A sports massage therapist, Olibas has been riding reiners for about three years. She purchased Fonzie from Bernard and Jennifer Koerer, Stephenville, Texas, in May 2001. Between Carvin and Olibas, the 4-year-old has accumulated over $2,000 in earnings.

By Doc A Doo Leo and out of Okie Dokie Dry by Dry Doc, the stallion also ended up with highest score in the Non-Pro Division, but Olibas had not entered. Still, she was ecstatic about her dual championships – as were the people familiar with her incredible circumstances.

When it was over, Olibas was thankful for Carvin, a trainer that was committed to seeing her client back in the saddle.

"When Joni heard my score, she ran up to a woman she didn’t even know and started hugging her, saying ‘Oh my God – I can’t believe it!!’ " Olibas said with a laugh. "Her support has just meant so much to me and she’s been dedicated to me 100 percent."

Big time Prime Time …
Lee Scheffers and SB Top Dun win the Prime Time Non-Pro
A goodie but certainly not an oldie, Lee Scheffers, 47, took the Prime Time Non-Pro at The Reining By The Bay. On SB Top Dun, the Riverside, Calif., reiner scored 143 points for the Championship and $372 accompanying payout.

Lee and his wife, Marilyn, had tinkered with reining for years but since they ran patterns and team penned on the same horses, there had not been too many major victories.

"I was making my trainer lady real happy," Lee said with a laugh about his coach, Robert McCarty.

In 1999, the Scheffers got serious. Lee showed Skippa Bar Lady to a few top five Limited Non-Pro finishes and by the next year was going all out with several impressive showings, including a Non-Pro Reserve Championship at the NRBC and multiple firsts at the California Reining Championships.

Later in 2000, Lee and Marilyn purchased SB Top Dun from Sally Broten, River Falls, Wis.
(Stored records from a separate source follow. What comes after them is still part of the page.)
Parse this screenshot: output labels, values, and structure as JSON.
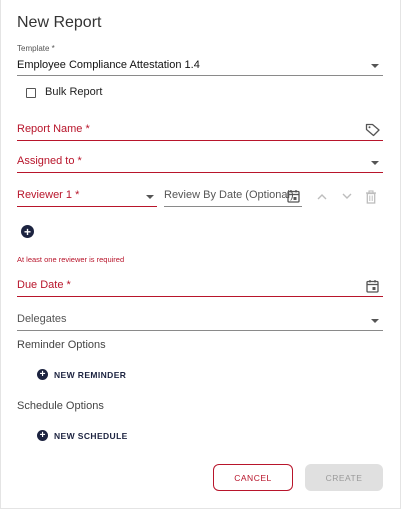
{
  "dialog": {
    "title": "New Report"
  },
  "template_field": {
    "label": "Template *",
    "value": "Employee Compliance Attestation 1.4"
  },
  "bulk_report": {
    "label": "Bulk Report",
    "checked": false
  },
  "report_name": {
    "label": "Report Name *",
    "icon": "tag-icon"
  },
  "assigned_to": {
    "label": "Assigned to *"
  },
  "reviewer": {
    "label": "Reviewer 1 *",
    "review_by_date_label": "Review By Date (Optional)",
    "error": "At least one reviewer is required"
  },
  "due_date": {
    "label": "Due Date *"
  },
  "delegates": {
    "label": "Delegates"
  },
  "reminder_options": {
    "label": "Reminder Options",
    "add_label": "NEW REMINDER"
  },
  "schedule_options": {
    "label": "Schedule Options",
    "add_label": "NEW SCHEDULE"
  },
  "actions": {
    "cancel_label": "CANCEL",
    "create_label": "CREATE"
  },
  "colors": {
    "accent_red": "#b8152b",
    "navy": "#1c2340",
    "disabled_bg": "#e0e0e0"
  }
}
By Hollywood Dun It and out of Juanita Chex by Topsail Cody, SB Top Dun has so far earned over $12,000 with Lee in the saddle.
"He’s just coming into his own," Lee said about the gelding. "You can show and push him hard as you need to and he never minds. He’s very tolerant, kind and nothing ever seems to rattle him."

Now Scotty, as the horse was nicknamed after trainer Scott McCutcheon, is for sale. Lee planned to show his gelding through the end of this year and then sell SB Top Dun.

"He’s been a really great horse but we’ve just got too many," Lee said.

Lee is a drywall contractor and Marilyn is the lead salesperson for Pep Threads, a company specializing in cheerleading uniforms.